Theology And Tractor Mechanics

Theologian as occupation holds no exalted place in my hierarchy of paying jobs. I am not a theologian for the same reason I am not a tractor mechanic—occupational choice.

Yet I am a tractor mechanic. Yesterday I took the distributor cap off the old machine I had left in the snow and dried the condenser. The tractor still would not start, but in that act I became a mechanic. In the same fashion I have a neighbor, an electrician by occupation, who is a theologian. He told me he would not teach his child to pray “Now I lay me down to sleep …” because, he said, the words could be a reminder to God to put her on His agenda that night. That is a theological statement because it is a statement about the kind of God God is. My neighbor is a “little theologian,” as Barth put it. And I am a little tractor mechanic.

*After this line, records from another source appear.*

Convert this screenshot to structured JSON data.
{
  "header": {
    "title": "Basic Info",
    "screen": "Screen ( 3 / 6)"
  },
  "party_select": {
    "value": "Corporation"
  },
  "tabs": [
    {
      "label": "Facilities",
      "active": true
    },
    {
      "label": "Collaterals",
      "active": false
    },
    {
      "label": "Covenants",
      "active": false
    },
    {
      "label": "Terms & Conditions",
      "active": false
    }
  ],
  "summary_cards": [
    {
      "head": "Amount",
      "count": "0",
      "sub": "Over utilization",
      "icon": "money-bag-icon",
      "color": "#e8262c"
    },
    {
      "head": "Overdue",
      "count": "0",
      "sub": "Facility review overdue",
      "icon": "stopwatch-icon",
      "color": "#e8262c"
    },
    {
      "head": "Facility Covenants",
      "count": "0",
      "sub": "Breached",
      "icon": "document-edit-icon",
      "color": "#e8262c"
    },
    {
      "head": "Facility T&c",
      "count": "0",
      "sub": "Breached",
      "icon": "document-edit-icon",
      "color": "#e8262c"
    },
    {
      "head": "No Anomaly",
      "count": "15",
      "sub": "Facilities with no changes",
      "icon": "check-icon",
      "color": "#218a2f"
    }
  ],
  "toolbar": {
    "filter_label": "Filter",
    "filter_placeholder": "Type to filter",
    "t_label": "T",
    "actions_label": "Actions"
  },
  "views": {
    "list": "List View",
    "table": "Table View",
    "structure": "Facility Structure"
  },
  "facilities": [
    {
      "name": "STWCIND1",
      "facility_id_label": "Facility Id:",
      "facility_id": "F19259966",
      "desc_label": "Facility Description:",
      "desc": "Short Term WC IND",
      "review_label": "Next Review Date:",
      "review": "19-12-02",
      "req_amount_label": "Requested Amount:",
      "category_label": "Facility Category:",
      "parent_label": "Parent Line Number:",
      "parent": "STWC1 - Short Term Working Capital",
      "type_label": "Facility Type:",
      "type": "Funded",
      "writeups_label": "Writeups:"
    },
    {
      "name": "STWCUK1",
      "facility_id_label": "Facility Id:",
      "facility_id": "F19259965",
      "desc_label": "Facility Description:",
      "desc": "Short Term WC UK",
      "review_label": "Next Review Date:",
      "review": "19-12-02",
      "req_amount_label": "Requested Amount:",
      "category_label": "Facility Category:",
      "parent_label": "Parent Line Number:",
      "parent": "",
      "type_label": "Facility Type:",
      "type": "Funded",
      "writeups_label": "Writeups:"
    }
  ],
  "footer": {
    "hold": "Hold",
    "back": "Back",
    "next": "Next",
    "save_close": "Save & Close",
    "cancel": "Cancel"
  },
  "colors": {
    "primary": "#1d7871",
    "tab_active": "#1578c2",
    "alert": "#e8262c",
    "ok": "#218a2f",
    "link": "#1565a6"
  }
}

—Will Campbell, writing in Christianity and Crisis (Feb. 20, 1984)

My Log, Your Speck

I can truthfully say that I am slow to see the blemishes of fellow beings, being myself full of them. And, therefore, being in need of their charity, I have learnt not to judge anyone harshly and to make allowances for defects that I may detect.’

—Mahatma Gandhi, Gandhi

Jesus At Prayer

How much prayer meant to Jesus! It was not only his regular habit, but his resort in every emergency, however slight or serious. When perplexed he prayed. When hard pressed by work He prayed. When hungry for fellowship he found it in prayer. He chose his associates and received his messages upon his knees. If tempted, he prayed. If criticized, he prayed. If fatigued in body or wearied in spirit, he had recourse to his one unfailing habit of prayer. Prayer brought him unmeasured power at the beginning, and kept the flow unbroken and undiminished. There was no emergency, no difficulty, no necessity, no temptation that would not yield to prayer.

S. D. Gordon, Quiet Talks on Prayer

Taking Faith Seriously

The more seriously one takes religion, the more one should recognize that its claims are directly on the individual conscience, and only indirectly on collective behavior of any sort, including politics.

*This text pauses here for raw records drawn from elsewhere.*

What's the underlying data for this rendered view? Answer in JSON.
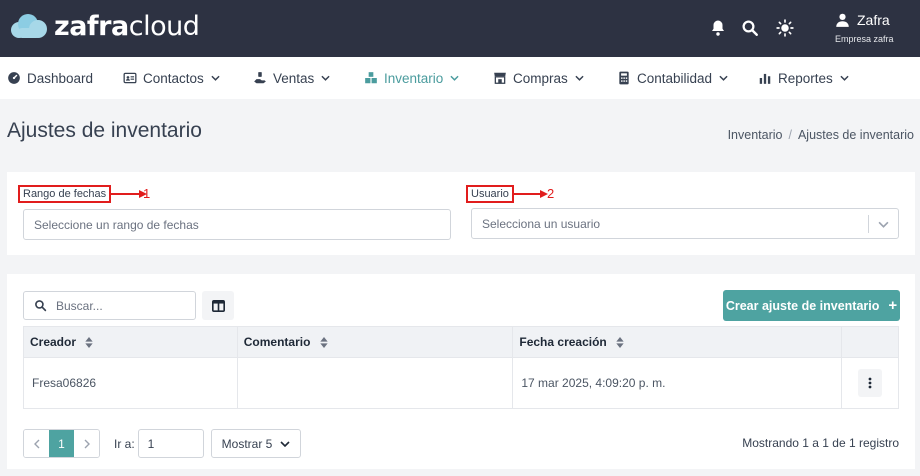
{
  "header": {
    "logo": {
      "part1": "zafra",
      "part2": "cloud"
    },
    "icons": [
      "bell-icon",
      "search-icon",
      "sun-icon",
      "user-icon"
    ],
    "user": {
      "name": "Zafra",
      "company": "Empresa zafra"
    }
  },
  "nav": {
    "items": [
      {
        "label": "Dashboard",
        "icon": "dashboard-icon",
        "dropdown": false,
        "active": false
      },
      {
        "label": "Contactos",
        "icon": "contacts-icon",
        "dropdown": true,
        "active": false
      },
      {
        "label": "Ventas",
        "icon": "sales-icon",
        "dropdown": true,
        "active": false
      },
      {
        "label": "Inventario",
        "icon": "inventory-icon",
        "dropdown": true,
        "active": true
      },
      {
        "label": "Compras",
        "icon": "store-icon",
        "dropdown": true,
        "active": false
      },
      {
        "label": "Contabilidad",
        "icon": "calculator-icon",
        "dropdown": true,
        "active": false
      },
      {
        "label": "Reportes",
        "icon": "bar-chart-icon",
        "dropdown": true,
        "active": false
      }
    ],
    "active_color": "#4b9c9e"
  },
  "page": {
    "title": "Ajustes de inventario",
    "breadcrumb": [
      "Inventario",
      "Ajustes de inventario"
    ]
  },
  "filters": {
    "date_range": {
      "label": "Rango de fechas",
      "placeholder": "Seleccione un rango de fechas",
      "annotation": "1"
    },
    "user": {
      "label": "Usuario",
      "placeholder": "Selecciona un usuario",
      "annotation": "2"
    }
  },
  "toolbar": {
    "search_placeholder": "Buscar...",
    "create_label": "Crear ajuste de inventario",
    "create_icon": "plus-icon"
  },
  "table": {
    "columns": [
      "Creador",
      "Comentario",
      "Fecha creación",
      ""
    ],
    "rows": [
      {
        "creator": "Fresa06826",
        "comment": "",
        "date": "17 mar 2025, 4:09:20 p. m."
      }
    ]
  },
  "pagination": {
    "current_page": "1",
    "goto_label": "Ir a:",
    "goto_value": "1",
    "show_label": "Mostrar 5",
    "results_text": "Mostrando 1 a 1 de 1 registro"
  },
  "colors": {
    "header_bg": "#2d3242",
    "accent": "#4ea3a1",
    "annotation": "#e11d1d"
  }
}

—David Broder, Chicago Tribune (Mar. 16, 1984)

Parenting The Parents

We spend a lot of time on the subject of sex education in the schools. Maybe it’s time to introduce mandatory courses in parenting—for boys as well as girls. Parenting skills, difficult enough for the lucky half of us [who were brought up in values-oriented two-parent families] to acquire, are all but impossible for the unlucky half to come by.

And yet nearly all of them will become parents. We’d better start doing what we can to help them do it right.

—William Raspberry, quoted in Festival Quarterly

To Stem The Tide

It seems to me that despite its priority for socio-political change, organized Protestantism shows little strength for stemming the secular tide. It ineffectively confronts the strangling humanism that permeates university learning and that shortchanges generations of young people. It powerlessly contests the mass media, particularly television, whose ideal image of humanity and portrayal of life styles depict Christian claims as obscurantist and archaic.

—Carl F. H. Henry, The Christian Century (Nov. 5, 1980)

Doubters In The Fold

Apparently it’s expected that candid confessions of uncertainty [by churchmen] will attract into the church other doubters who will contribute generously of their time, talents, and dollars for the spreading of a gospel in which neither they nor their mentors believe. The holding of such expectations requires a faith such as few can share but which all should admire.

—Roland Thorwaldsen, The Living Church (June 30, 1985)

Happiness Is …

There is a fairy story about a wealthy merchant, loaded with riches, who was in despair. He wondered why. He asked his companions how he could find happiness. “Look for a happy man,” they told him, “and ask him to give you his shirt.” The merchant searched for a long time until at last he found a happy man. “Give me your shirt,” he said. “I can pay for it.” The happy man began to laugh uproariously; he hadn’t got a shirt! Then the merchant understood the cause of his own despair: man cannot live by bread alone.

—Kitty Muggeridge, Gazing on Truth

“But God”

If you want a wonderful experience, take your New Testament and use a concordance to look up the two little words, “but God.” See how many times human resources have been brought to an utter end; despair has gripped the heart and pessimism and gloom has settled upon a people; and there is nothing that can be done. Then see how the Spirit of God writes in luminous letters, “But God,” and the whole situation changes into victory.